The raven shrieked and swooped at Scarlett. She tried to conjure a hasty, protective shield, but it shattered like glass.
Nate charged. He swung the empty extinguisher, striking at the raven's papery wings. The giant bird screeched in rage, flapping wildly. He flung his body at a nearby bookcase, pulling it down with a thunderous crash and pinning the raven beneath. Loose pages scattered, showering the room with a flurry of old tales and biting words.
Scarlett lunged forward, seizing her chance. She focused her power to draw out the bird's essence, pulling Poe's very words out of the creature and into the air. The monster thrashed, its papery form dissolving in a whirlwind of swirling text.
But it wasn't enough. With an ear-jolting shriek, the raven wrenched itself free and aimed its sharpened talons straight at Scarlett. Nate leapt at the bird, putting his own body between her and the creature, a shield of flesh and blood. With one final, desperate surge of magic, Scarlett yanked out the raven's remaining essence, which exploded in a ball of pages, letters, and evil black ink.
The impact knocked them both to the floor. The extinguisher clattered away, and they landed hard, a tangle of limbs and flying paper.
"Nate, are you—" The words caught in her throat. He was on top of her, solid and strong, his chest heaving from exertion. They were surrounded by smoldering books, the air heavy with the scent of old paper and smoke.
His eyes, dark and fierce, locked on to hers. The chaotic room seemed to swirl around them. "Don't worry," he breathed. "I've got you."

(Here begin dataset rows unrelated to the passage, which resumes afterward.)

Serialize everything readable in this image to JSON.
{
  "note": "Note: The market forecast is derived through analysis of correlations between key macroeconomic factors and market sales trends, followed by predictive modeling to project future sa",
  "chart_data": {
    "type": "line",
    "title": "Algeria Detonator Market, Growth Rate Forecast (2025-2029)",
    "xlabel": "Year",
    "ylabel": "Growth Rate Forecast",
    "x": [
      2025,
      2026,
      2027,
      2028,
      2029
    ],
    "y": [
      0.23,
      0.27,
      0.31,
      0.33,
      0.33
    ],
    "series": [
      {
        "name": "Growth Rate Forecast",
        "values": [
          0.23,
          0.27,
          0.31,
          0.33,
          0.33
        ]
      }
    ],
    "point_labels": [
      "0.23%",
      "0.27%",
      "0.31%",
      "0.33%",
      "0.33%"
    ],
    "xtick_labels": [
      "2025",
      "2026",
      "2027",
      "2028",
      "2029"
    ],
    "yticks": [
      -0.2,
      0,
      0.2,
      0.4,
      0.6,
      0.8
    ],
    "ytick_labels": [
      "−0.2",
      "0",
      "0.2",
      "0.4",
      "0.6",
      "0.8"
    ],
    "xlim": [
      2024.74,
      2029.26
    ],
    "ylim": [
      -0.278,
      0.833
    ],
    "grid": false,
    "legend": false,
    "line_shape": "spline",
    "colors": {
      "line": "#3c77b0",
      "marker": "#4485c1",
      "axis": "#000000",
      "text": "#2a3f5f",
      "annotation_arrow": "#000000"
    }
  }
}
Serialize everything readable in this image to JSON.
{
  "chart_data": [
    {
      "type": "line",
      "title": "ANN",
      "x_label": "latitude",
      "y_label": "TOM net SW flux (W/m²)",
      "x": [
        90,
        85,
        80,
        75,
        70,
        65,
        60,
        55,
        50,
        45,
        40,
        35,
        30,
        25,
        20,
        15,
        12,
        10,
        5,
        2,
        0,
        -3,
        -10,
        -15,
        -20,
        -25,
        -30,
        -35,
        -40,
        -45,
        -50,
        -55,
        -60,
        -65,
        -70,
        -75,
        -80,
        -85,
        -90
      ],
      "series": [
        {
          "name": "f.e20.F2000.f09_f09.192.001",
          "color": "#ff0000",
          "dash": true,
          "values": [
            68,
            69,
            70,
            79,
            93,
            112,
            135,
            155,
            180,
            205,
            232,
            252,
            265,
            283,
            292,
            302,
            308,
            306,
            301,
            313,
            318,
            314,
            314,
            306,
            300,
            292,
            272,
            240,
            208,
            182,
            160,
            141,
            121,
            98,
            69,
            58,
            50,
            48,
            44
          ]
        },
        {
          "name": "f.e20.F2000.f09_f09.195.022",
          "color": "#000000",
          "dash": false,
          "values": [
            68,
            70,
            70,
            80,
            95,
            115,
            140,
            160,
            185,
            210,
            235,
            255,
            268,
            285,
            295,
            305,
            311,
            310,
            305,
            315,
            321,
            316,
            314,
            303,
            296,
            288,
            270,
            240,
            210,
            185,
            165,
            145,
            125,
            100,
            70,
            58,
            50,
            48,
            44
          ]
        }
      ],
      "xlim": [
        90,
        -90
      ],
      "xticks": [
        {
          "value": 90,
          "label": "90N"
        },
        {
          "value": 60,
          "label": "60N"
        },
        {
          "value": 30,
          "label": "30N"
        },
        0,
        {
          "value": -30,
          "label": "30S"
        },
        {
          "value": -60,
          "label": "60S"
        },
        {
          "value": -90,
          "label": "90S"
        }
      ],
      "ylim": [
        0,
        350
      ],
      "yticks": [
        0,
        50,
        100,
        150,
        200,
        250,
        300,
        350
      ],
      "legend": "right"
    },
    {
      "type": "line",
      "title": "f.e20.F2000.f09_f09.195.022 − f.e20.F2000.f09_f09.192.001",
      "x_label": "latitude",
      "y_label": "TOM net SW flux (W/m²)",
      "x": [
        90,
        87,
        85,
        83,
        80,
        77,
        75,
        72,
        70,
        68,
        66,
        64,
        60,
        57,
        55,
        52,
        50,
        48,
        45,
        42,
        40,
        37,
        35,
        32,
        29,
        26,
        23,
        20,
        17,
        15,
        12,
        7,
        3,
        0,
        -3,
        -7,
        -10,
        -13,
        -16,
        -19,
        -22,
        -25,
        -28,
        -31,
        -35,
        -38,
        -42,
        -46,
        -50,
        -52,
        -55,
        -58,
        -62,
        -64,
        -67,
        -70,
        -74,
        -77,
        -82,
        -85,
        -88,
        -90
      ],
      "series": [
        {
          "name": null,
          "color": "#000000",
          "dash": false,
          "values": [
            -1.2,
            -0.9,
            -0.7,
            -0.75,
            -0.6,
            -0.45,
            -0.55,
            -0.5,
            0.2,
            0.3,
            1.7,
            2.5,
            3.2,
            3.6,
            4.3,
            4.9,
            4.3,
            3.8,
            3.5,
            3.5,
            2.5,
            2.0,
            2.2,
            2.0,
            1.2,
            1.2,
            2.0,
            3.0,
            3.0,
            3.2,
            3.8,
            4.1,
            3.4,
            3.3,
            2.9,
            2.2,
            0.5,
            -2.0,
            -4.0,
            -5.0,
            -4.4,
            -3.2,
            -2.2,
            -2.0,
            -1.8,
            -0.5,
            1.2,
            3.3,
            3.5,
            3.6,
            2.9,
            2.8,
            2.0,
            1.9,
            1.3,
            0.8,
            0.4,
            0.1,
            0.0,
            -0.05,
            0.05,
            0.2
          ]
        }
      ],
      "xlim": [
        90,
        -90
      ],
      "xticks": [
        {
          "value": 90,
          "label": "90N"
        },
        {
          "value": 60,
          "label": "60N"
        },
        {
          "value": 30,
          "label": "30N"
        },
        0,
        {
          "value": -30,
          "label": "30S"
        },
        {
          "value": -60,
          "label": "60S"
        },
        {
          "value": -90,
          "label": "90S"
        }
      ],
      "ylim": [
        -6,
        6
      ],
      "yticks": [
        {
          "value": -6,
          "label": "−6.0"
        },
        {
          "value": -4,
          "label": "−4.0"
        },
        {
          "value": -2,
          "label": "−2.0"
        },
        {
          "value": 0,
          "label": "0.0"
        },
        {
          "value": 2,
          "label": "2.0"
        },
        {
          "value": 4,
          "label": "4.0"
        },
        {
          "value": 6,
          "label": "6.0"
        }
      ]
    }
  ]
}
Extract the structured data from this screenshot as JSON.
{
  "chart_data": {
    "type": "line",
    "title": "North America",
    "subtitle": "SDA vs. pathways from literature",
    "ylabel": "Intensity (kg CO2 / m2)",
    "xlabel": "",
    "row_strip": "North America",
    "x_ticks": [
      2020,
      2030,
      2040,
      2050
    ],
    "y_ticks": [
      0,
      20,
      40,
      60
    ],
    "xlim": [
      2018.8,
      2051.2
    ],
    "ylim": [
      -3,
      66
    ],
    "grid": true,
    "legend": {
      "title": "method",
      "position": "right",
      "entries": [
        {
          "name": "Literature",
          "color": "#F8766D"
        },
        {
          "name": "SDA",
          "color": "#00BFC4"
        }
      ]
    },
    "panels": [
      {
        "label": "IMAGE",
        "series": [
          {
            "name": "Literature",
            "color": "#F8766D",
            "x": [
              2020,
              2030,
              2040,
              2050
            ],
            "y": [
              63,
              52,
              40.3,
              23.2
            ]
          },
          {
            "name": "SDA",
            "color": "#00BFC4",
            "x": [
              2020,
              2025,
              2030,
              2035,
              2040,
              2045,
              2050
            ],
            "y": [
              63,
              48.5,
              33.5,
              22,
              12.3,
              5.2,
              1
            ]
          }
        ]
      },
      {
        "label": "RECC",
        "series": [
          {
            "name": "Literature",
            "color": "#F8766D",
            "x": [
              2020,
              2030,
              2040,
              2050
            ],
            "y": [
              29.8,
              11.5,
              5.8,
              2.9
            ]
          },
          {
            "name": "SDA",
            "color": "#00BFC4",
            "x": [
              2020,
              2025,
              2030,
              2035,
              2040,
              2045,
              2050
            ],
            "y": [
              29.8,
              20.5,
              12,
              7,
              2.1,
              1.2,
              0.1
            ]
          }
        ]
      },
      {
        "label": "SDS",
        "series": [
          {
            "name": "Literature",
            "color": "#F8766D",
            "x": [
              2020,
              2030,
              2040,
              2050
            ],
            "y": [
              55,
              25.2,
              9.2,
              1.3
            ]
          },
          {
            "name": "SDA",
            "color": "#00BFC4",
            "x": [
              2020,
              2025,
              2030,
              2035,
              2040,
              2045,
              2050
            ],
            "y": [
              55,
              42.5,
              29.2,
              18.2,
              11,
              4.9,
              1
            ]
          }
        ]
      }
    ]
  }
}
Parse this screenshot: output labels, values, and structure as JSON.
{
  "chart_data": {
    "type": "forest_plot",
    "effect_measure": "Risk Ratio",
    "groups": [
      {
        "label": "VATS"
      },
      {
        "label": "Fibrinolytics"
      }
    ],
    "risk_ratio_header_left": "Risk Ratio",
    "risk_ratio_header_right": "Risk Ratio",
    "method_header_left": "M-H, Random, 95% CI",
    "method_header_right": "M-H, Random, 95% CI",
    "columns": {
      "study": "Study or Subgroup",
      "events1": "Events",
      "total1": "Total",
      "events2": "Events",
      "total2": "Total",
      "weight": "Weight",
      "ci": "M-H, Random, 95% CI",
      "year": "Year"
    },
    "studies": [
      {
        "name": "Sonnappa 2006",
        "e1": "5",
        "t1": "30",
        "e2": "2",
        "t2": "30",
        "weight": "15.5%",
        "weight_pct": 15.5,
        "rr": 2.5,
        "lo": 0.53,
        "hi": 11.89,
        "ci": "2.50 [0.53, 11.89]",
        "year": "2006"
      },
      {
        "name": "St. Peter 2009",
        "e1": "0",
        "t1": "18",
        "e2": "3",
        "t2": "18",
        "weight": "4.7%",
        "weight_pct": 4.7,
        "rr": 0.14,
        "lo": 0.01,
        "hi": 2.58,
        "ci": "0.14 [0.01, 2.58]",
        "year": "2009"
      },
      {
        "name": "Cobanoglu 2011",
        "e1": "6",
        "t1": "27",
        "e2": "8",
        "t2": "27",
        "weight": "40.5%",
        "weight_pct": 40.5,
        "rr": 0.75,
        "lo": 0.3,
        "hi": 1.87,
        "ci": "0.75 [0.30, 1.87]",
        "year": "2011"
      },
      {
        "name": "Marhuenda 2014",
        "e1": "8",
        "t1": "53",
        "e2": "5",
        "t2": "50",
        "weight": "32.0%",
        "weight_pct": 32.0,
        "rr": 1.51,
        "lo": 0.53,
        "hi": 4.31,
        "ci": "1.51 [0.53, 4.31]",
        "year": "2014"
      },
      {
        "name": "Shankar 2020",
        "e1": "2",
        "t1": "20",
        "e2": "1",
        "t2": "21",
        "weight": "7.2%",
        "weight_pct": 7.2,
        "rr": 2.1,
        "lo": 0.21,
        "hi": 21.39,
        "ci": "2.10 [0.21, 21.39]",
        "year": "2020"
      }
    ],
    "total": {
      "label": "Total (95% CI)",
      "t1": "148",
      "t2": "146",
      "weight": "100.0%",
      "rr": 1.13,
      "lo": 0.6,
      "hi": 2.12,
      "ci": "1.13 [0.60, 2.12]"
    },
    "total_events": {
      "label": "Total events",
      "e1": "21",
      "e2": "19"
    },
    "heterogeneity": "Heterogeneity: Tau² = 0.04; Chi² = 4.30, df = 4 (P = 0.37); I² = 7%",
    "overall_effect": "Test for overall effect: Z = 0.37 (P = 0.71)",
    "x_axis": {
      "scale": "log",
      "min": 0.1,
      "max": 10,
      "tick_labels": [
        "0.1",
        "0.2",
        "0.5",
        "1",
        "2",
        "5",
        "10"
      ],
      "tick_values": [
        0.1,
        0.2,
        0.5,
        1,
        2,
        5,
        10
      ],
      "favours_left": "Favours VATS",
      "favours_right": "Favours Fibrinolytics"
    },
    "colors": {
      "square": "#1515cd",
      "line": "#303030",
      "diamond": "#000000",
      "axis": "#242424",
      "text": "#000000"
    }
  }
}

Scarlett's heart frantically battered her chest. Desire, wild and undeniable, flared hot inside her, born of danger and adrenaline, of shared battles and unspoken longings.
Nate cupped her face with his hand, his thumb stroking her cheekbone. "Scarlett . . . I . . ."
His touch ignited a longing in her, a need that overrode the danger, the fire, her own common sense . . . everything. With a gasp, she pulled him toward her.
His lips met hers, hard and urgent. Scarlett arched into the kiss, her body melting against his, every inch of her clamoring for more. His hands moved along her body, pulling her into him—a desperate, hungry claiming.
This was madness. This was exactly what she wanted.
They shifted, rolling together across the damaged books, a tangle of limbs and ragged breaths, hands exploring each other in the darkness. Scarlett tore at his shirt, and he at hers, both desperate to feel their skin against one another. If there was fire, it was in them now.
Just then, a voice shattered the spell like a bucket of icy water thrown over their writhing limbs.
"What the hell is going on?" Polly stood in the doorway, eyes wider than ever, staring in outrage at the disheveled pair. "What in the hell are you people doing here? What have you done to my store?!"
Scarlett gasped, her face flushing crimson as she scrambled upright, hastily pulling her blouse back into place.
Nate, though sheepish, held a flicker of defiance in his eyes. The wreckage, the burning embers, Polly's fury . . . none of it could change what had just happened. He reached for Scarlett's hand.
"I'm so sorry, Polly," he said, a half-smile playing on his lips. "But please believe this is all my fault."